The sudden closing of the works of 1846, some even regarded as a breach of faith with the public. The Minute of the 31st of August, no doubt, left a course open for their completion, when it ruled, “that if the parties interested desired that works so discontinued should afterwards be recommenced and completed, it was open to them to take the usual steps to provide for that object, either by obtaining loans, secured by Grand Jury presentments, or by other means.” But this suggestion (for it was no more) did not free the Government from the charge of a breach of faith, for they called upon the country to complete works begun by themselves, and to do so under new and very different conditions. Besides, it was pretty evident that Grand Juries would not present for the completion of works commenced by the Government, on its own responsibility. That the Government felt there was some ground for the charge brought against them, of a breach of faith with regard to those works, is evident from a letter from Mr. Trevelyan to Lieutenant-Colonel Jones in the beginning of October. In that letter he says, the works under the Labour-rate Act must, as far as the Act is concerned, come to an end on the 15th of August, 1847; and he adds, that “if Parliament should determine that the Irish proprietors shall support their poor after the 15th of August, 1847, by payments out of the current produce of the Poor-rate, instead of by loan from Government, the transfer from one system to the other may take place without our being liable to any demands like those which have been lately made upon us to finish what we had begun, on pain of being considered guilty of a breach of faith.” This, says Mr. Trevelyan, is the full mind of the Chancellor of the Exchequer.[125]
The Minute of the 31st of August was modified somewhat by a letter from Mr. Labouchere, dated September 5th. In that letter the Secretary says it is his Excellency’s pleasure that all works stopped on the 15th August should be proceeded with as far as the sums which may have been so sanctioned for them respectively would admit. Should the balance not be sufficient, a presentment under 10 Vict. cap. 107, should be sought for at the Presentment Sessions, provided the work were a desirable one to undertake.

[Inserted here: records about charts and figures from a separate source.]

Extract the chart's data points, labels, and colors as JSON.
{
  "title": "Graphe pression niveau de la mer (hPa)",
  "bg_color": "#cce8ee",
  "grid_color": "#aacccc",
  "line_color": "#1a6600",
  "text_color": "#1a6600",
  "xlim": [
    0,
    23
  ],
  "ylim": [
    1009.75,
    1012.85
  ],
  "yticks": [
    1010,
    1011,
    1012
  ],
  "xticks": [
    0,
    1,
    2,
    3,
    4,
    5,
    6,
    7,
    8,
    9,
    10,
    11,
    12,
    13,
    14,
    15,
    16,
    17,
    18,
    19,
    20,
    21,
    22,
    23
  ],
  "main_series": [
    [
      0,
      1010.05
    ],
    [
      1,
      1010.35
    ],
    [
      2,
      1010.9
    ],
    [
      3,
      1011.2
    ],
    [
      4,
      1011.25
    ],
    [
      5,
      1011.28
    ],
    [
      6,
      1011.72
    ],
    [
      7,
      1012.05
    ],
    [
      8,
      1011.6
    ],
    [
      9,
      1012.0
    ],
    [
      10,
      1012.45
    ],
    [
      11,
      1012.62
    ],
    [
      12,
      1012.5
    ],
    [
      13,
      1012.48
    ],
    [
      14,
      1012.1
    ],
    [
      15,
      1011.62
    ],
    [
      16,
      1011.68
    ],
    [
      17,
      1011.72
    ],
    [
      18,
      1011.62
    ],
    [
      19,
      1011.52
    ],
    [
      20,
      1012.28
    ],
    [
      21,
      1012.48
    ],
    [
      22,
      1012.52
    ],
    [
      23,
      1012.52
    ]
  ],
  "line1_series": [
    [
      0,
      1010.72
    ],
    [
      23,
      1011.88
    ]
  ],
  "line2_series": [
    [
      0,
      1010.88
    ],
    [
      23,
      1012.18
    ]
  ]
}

Nor did the new arrangement, under which the landlord paid one moiety of the rate, and the occupier the other, pass without censure. It was, to be sure, considered an improvement on the rule which compelled the occupier to pay the whole; still it was urged that great numbers of the occupiers of small holdings would be as much in need of relief as any portion of the community, and in no position whatever to pay rates. That was true enough, but a line must be drawn somewhere, and when they determined to make the soil responsible, it is hard to see to whom they were to look for rates, had they exempted the small farmers from them. The exemption they made, namely, of those whose rent was under L4 a-year, was probably not liberal enough, but there does not seem to have been any great reason for finding fault with it.